When Hurricane Tomas slammed into the island of Saint Lucia last October, the community of Fond St Jacques was cut off by flooding and landslides. But thanks to Red Cross training, local volunteers jumped into action and saved lives before outside help could arrive.
The Latin American region is particularly prone to heavy winds, rain and mudslides, and the Red Cross has invested for years to help communities reduce their risks. The Red Cross is helping communities across the region with training for community disaster response teams, development of community disaster plans, installation of early warning systems, identification of evacuation routes and assistance to families so they can create their own preparedness plans.
Early on October 31, a massive landslide brought water, trees and mud rushing down the mountains and through the community of about 1,300 people, destroying homes as well as a critical bridge that spanned a river running through the middle of the town. With relief from the St Lucia Red Cross 48 hours away because of the damage, the community response team launched into action.
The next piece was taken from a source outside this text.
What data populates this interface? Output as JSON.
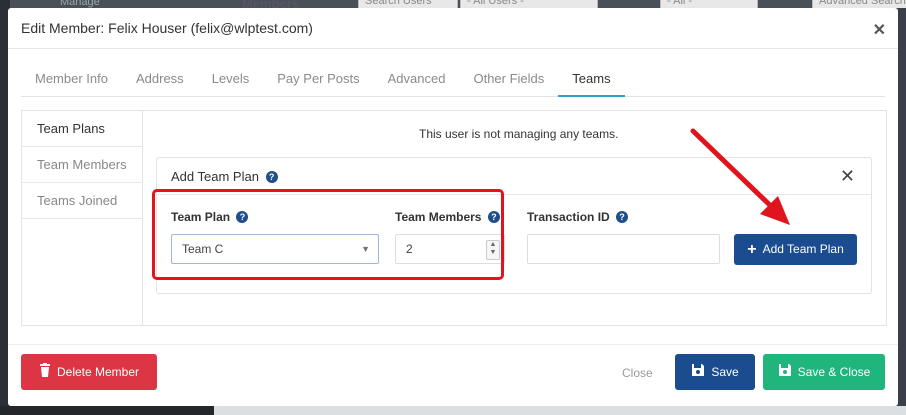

Given its vulnerability to past hurricanes and tropical storms, Fond St Jacques had been selected by the St. Lucia Red Cross the previous year to be a part of a project known as Better Be Ready. The program involved a series of community meetings at which townspeople identified potential risks and vulnerabilities, as well as the actions needed to address them. A number of local residents were trained as members of the Fond St Jacques community disaster response team.
When Hurricane Tomas hit the following year, members of the community disaster response team gathered at their assigned meeting point and set out to assist fellow community members.
Rope lines were strung across the river’s raging waters to evacuate people, and the team relied on response equipment donated by the Red Cross. The team established a community shelter in a nearby church (a site that had been identified prior to the disaster), where displaced residents received care, comfort and psychological support. The team leader, who had received shelter management training from the global Red Cross network, managed the location that provided temporary housing to more than 300 community members.
“If we had not attended these workshops, we wouldn’t have been able to know what we should do, because we have different age groups, different types of people, different types of personalities you have to deal with,” said the team leader, Sharla Pascal. “The training has helped me personally and it has helped the community quite a bit.”
“It gave me faith in my fellow countrymen, St. Lucians, Fond St. Jacques,” said Anthony Bernard, a member of the disaster response team. “There could have been a lot more fatalities.” Without the local team “there would be chaos, I could imagine chaos with no one on the ground to coordinate and maintain cool,” he added. “We were prepared to lend a hand and to do it without fear or favor.”